The imbalance in the economy was brought home by a recently published analysis by the Brookings Institution. It found that 53 million American workers – a full 44% – earn only about $18,000 a year. According to federal guidelines, the poverty level is $25,750 for a household of four. Granted, a portion of these workers are students, retirees looking to supplement their incomes or are members of financially secure households. But the lion’s share are in their prime working years, and more than half work full time. Their ranks include people who labor in the retail sector, work at child care centers or hospitals or serve food in restaurants.

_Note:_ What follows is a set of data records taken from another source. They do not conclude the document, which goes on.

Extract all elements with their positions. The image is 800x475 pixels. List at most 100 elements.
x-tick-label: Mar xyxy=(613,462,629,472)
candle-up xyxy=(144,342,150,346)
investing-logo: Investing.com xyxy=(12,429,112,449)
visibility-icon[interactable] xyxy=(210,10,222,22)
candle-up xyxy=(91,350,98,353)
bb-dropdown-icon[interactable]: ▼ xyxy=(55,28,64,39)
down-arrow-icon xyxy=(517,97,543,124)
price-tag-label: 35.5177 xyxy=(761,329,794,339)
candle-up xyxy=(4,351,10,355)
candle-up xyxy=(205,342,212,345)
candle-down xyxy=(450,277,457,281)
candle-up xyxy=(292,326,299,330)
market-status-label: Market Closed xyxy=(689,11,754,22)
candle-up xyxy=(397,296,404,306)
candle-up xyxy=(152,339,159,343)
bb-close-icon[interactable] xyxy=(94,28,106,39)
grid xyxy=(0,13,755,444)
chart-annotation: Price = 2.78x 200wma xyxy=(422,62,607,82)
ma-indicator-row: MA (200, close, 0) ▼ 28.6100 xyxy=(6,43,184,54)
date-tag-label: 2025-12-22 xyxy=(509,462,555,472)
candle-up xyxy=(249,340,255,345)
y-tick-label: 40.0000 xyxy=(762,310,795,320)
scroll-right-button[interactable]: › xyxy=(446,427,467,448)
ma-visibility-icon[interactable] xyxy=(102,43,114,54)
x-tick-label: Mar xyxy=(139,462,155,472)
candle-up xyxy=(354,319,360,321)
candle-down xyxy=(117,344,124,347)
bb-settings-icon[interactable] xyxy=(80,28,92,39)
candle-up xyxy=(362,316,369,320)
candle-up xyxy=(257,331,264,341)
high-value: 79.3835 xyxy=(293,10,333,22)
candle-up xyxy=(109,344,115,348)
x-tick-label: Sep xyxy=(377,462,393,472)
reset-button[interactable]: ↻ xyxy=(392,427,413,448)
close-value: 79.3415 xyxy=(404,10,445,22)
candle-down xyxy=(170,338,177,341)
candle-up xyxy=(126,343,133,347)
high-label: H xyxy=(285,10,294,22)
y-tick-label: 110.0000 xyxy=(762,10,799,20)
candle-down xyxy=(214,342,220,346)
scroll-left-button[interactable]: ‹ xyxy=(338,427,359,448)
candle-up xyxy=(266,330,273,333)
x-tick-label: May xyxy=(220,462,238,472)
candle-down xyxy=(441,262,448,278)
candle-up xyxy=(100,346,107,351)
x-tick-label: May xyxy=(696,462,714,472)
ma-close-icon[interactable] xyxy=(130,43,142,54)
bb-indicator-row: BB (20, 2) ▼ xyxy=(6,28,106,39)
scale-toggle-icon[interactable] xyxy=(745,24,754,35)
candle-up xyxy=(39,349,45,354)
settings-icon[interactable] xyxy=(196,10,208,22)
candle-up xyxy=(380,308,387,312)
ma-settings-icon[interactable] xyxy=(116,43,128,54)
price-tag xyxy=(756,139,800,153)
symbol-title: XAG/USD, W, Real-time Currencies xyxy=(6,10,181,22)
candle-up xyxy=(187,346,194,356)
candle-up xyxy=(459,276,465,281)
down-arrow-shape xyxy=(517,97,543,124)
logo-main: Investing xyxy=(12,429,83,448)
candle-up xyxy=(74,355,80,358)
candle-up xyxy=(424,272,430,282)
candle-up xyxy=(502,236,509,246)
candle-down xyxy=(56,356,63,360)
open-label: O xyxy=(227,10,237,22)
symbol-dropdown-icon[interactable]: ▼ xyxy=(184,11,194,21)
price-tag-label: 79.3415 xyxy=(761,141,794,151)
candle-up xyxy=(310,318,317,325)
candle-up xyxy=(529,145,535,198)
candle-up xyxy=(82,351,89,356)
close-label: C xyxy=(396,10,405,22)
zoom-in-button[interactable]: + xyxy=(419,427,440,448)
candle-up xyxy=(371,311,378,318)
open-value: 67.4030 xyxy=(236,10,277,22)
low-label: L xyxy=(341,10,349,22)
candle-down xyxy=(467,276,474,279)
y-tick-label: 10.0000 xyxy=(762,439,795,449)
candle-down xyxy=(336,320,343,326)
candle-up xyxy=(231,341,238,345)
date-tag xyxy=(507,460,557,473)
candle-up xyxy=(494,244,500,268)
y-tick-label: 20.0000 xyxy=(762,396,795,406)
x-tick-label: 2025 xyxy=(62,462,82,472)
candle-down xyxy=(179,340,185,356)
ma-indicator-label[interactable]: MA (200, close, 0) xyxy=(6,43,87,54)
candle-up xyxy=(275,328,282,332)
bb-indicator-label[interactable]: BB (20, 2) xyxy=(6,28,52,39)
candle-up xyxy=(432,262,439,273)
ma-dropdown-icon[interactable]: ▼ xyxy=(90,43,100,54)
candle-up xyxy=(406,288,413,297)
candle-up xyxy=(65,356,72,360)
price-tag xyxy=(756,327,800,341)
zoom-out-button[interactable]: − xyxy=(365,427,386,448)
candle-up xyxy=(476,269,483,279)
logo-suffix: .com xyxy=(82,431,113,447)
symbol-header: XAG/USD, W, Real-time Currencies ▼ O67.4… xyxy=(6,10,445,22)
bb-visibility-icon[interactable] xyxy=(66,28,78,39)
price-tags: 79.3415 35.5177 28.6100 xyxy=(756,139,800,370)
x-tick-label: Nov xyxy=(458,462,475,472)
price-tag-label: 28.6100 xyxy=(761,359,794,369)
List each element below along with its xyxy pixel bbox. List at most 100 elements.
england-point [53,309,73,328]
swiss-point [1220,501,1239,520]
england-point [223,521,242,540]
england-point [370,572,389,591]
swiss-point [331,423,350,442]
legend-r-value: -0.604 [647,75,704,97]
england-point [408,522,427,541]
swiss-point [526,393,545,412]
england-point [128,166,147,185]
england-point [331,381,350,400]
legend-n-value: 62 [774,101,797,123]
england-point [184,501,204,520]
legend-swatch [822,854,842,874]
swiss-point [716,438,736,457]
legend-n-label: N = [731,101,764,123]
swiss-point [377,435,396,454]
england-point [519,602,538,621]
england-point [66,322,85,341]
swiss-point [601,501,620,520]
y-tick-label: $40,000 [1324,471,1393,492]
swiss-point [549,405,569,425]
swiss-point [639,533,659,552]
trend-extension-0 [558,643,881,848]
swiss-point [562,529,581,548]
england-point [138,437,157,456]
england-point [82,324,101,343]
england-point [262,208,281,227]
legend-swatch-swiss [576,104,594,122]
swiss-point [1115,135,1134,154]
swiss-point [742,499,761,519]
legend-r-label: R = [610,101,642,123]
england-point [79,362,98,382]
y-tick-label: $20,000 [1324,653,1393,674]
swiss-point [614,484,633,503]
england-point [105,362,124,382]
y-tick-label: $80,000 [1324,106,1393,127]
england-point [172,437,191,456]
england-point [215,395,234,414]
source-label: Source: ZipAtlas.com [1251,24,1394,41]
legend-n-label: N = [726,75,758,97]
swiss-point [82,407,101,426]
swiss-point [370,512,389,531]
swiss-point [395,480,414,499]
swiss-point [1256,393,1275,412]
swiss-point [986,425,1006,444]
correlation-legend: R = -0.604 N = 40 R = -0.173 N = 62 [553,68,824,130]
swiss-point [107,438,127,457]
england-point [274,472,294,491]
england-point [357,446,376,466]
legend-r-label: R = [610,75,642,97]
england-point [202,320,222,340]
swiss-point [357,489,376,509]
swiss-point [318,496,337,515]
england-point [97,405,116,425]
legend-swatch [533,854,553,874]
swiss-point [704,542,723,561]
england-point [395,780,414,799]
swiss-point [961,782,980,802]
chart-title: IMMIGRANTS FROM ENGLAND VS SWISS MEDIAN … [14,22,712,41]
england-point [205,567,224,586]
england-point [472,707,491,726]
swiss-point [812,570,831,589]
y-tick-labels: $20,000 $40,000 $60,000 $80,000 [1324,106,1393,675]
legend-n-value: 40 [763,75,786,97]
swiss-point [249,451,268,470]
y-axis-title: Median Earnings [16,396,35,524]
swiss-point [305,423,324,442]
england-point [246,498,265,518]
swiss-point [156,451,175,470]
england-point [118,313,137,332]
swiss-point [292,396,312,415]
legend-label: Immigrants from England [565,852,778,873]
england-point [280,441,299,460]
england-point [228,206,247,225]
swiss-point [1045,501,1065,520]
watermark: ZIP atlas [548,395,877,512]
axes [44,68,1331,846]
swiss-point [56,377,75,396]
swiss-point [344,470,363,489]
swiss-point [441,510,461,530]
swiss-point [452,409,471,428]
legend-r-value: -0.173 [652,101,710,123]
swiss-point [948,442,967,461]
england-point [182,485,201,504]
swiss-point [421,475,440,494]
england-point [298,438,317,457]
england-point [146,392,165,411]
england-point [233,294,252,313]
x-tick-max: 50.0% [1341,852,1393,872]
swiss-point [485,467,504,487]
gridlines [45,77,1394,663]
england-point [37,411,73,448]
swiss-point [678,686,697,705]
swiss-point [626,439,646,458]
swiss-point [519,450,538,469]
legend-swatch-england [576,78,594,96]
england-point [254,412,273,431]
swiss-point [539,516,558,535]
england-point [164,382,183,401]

“We need to think not only about workers, but about the work they are doing,” according to Martha Ross and Nicole Bateman, two Brookings analysts. “What kinds of jobs are we generating, do they pay enough to live on, and to whom are they available?”

They continued, “Even with sunny job statistics, the nation’s economy is simply not working well for tens of millions of people.”

Brookings argues that this state of affairs can improve through, among other things, tax credits, a higher federal minimum wage and high-quality child care that is affordable.

To realize a fairer and more equitable economy, we need leaders who understand the predicament that millions of their fellow citizens are in and who are genuinely interested in arriving at solutions, not just engaging in hollow boasts about how we have never had it so good. Because, in the end, a lot of us aren’t doing so well, and that fact shouldn’t be ignored.